What this made me wonder about the is the role of non-compete agreements in labor markets. For example, there is a sandwich company that used to enforce non-compete agreements. Insofar as actors include these agreements in employment contracts, we might be closer to the point where minimum wages have a reduced cost (or even a benefit) to employment levels. This is also likely to occur in high skill areas where the number of employers is small. If you are a skilled airplane builder and live in Montreal, you will find limited employer options that are not Bombardier. Moving has costs and, in the modern world, it isn't necessarily trivial to immigrate.
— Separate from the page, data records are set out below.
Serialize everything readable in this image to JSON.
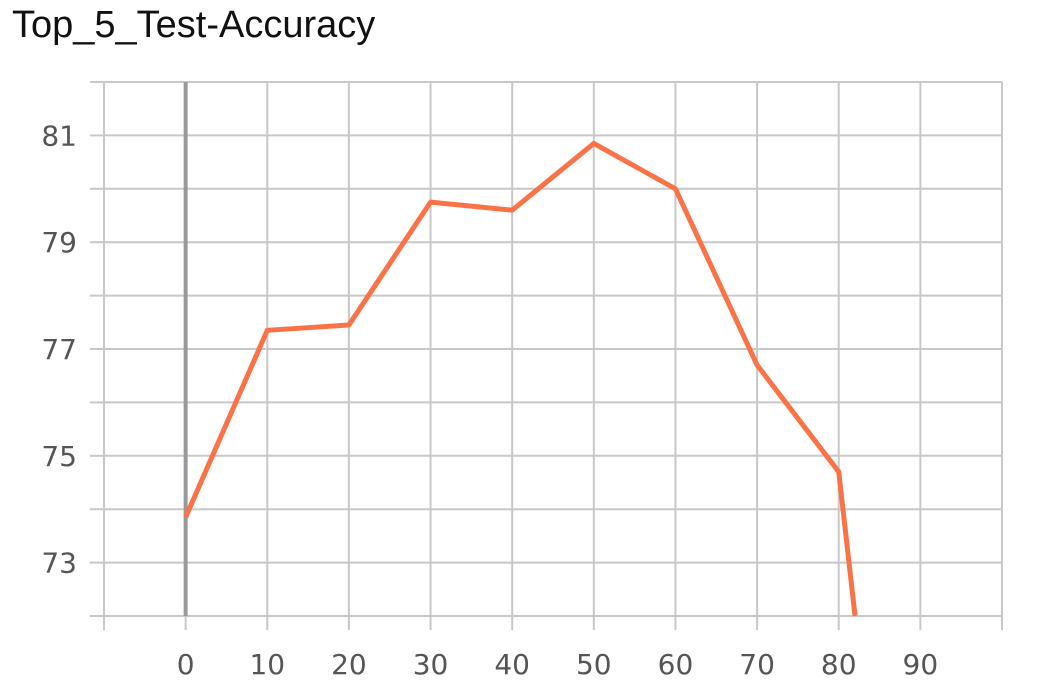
{
  "chart_data": {
    "type": "line",
    "title": "Top_5_Test-Accuracy",
    "xlabel": "",
    "ylabel": "",
    "xlim": [
      -10,
      100
    ],
    "ylim": [
      72,
      82
    ],
    "xticks": [
      0,
      10,
      20,
      30,
      40,
      50,
      60,
      70,
      80,
      90
    ],
    "yticks": [
      73,
      75,
      77,
      79,
      81
    ],
    "grid": true,
    "line_color": "#fa7347",
    "series": [
      {
        "x": [
          0,
          10,
          20,
          30,
          40,
          50,
          60,
          70,
          80,
          82
        ],
        "y": [
          73.85,
          77.35,
          77.45,
          79.75,
          79.6,
          80.85,
          80.0,
          76.7,
          74.7,
          72.0
        ]
      }
    ]
  }
}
These effects may also occur in small markets, where the number of competing employers is limited, which is more of what Jodi Beggs was worrying about in her post. In order for market forces to work properly, there are a number of key assumptions that are required. There being multiple buyers of labor is one of these and we shouldn't be surprised if your intuitions are reversed in some markets.
Now how that works for things like the Seattle minimum wage are more complicated. But this could be an important layer to understanding this as different studies had slightly different industries and it may be that employer diversity is confounding some of these associations.
But it is worth reflecting on as it makes the arguments against the minimum wage a lot weaker if there are market monopsonies present. If so, then the policy benefits of this policy are actually pretty great.
(Jodi Beggs points to an article on the topic, and the evidence seems mixed, but not ignorable).